Weston's second marriage was to Laurie Gilkes, and they had one child together. They were married until his death.

=== Death ===
Weston died from lymphoma on May 3, 1996, after a six-year struggle. He was 71 years old.

==Selected filmography==

- Stage Struck (1958) as Frank
- Peter Gunn (1958) (Season 1 Episode 1: "The Kill") as Dave Green
- I Want to Live! (1958) as NCO at Party (uncredited)
- Steve Canyon (1959) as Smiley
- Imitation of Life (1959) as Tom
- Alfred Hitchcock Presents (1960) (Season 5 Episode 28: "Forty Detectives Later") as Otto
- Please Don't Eat the Daisies (1960) as Joe Positano
- All in a Night's Work (1961) as Lasker
- The Honeymoon Machine (1961) as Signalman Burford Taylor
- It's Only Money (1962) as Leopold
- Palm Springs Weekend (1963) as Coach Fred Campbell
- The Incredible Mr. Limpet (1964) as George Stickle
- The Cincinnati Kid (1965) as Pig
- Mirage (1965) as Lester
- Wait Until Dark (1967) as Carlino
- The Thomas Crown Affair (1968) as Erwin Weaver
- The April Fools (1969) as Potter Shrader
- Cactus Flower (1969) as Harvey Greenfield
- A New Leaf (1971) as Andy McPherson
- Fuzz (1972) as Detective Meyer Meyer
- Marco (1973) as Maffio Polo
- The Ritz (1976) as Gaetano Proclo
- Gator (1976) as Irving Greenfield
- Cuba (1979) as Larry Gutman
- Can't Stop the Music (1980) as Benny Murray
- The Four Seasons (1981) as Danny Zimmer
- High Road to China (1983) as Struts
- The Longshot (1986) as Elton
- Rad (1986) as Duke Best
- Dirty Dancing (1987) as Max Kellerman
- Ishtar (1987) as Marty Freed
- Short Circuit 2 (1988) as Oscar Baldwin

==Television appearances==
In 1949, Weston appeared as Mr. Storm in episode five of Captain Video and His Video Rangers.

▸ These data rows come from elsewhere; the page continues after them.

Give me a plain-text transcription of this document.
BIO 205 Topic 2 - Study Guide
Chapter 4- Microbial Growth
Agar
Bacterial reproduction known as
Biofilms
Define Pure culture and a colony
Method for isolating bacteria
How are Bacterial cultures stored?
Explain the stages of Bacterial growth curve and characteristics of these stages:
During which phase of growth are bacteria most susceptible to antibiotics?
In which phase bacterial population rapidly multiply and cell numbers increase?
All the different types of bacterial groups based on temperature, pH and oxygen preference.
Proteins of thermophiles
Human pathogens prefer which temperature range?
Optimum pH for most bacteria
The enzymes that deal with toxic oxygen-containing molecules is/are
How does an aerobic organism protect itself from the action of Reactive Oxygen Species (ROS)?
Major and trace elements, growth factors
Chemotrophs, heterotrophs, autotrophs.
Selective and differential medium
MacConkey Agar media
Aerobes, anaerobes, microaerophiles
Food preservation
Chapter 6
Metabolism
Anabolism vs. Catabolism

In 1953-54, he appeared as Wilbur Wormser on CBS-TV's Rod Brown of the Rocket Rangers, a Saturday-morning kiddie show, and he was often recognized on the street or subway by children in and around New York City.

In 1960, Weston appeared as Otto in Alfred Hitchcock Presents, episode 28, season five, called "Forty Detectives", on April 24, 1960.

In the 1960–1961 television season, Weston appeared as Chick Adams, a reporter, on the CBS sitcom My Sister Eileen.

Weston starred in the short-lived sitcom The Hathaways (ABC), in which Peggy Cass and he adopted three chimpanzees (the Marquis Chimps).

He also made guest appearances on such television series as Peter Gunn, Perry Mason, Rescue 8, The Twilight Zone (episodes "The Monsters Are Due on Maple Street", and "The Bard"), The Untouchables, Have Gun – Will Travel, Johnny Staccato, Thriller, The Lawless Years (three episodes: The Al Brown Story, and Louy K, part three: 'Birth of the Organization and The Kid Dropper Story), Route 66, Harrigan and Son, Stoney Burke, Breaking Point, The Fugitive, Bewitched, Gunsmoke, Twelve O'Clock High, Laredo, Tales of the Unexpected, The Man from U.N.C.L.E., The Carol Burnett Show, All in the Family, and The George Burns and Gracie Allen Show.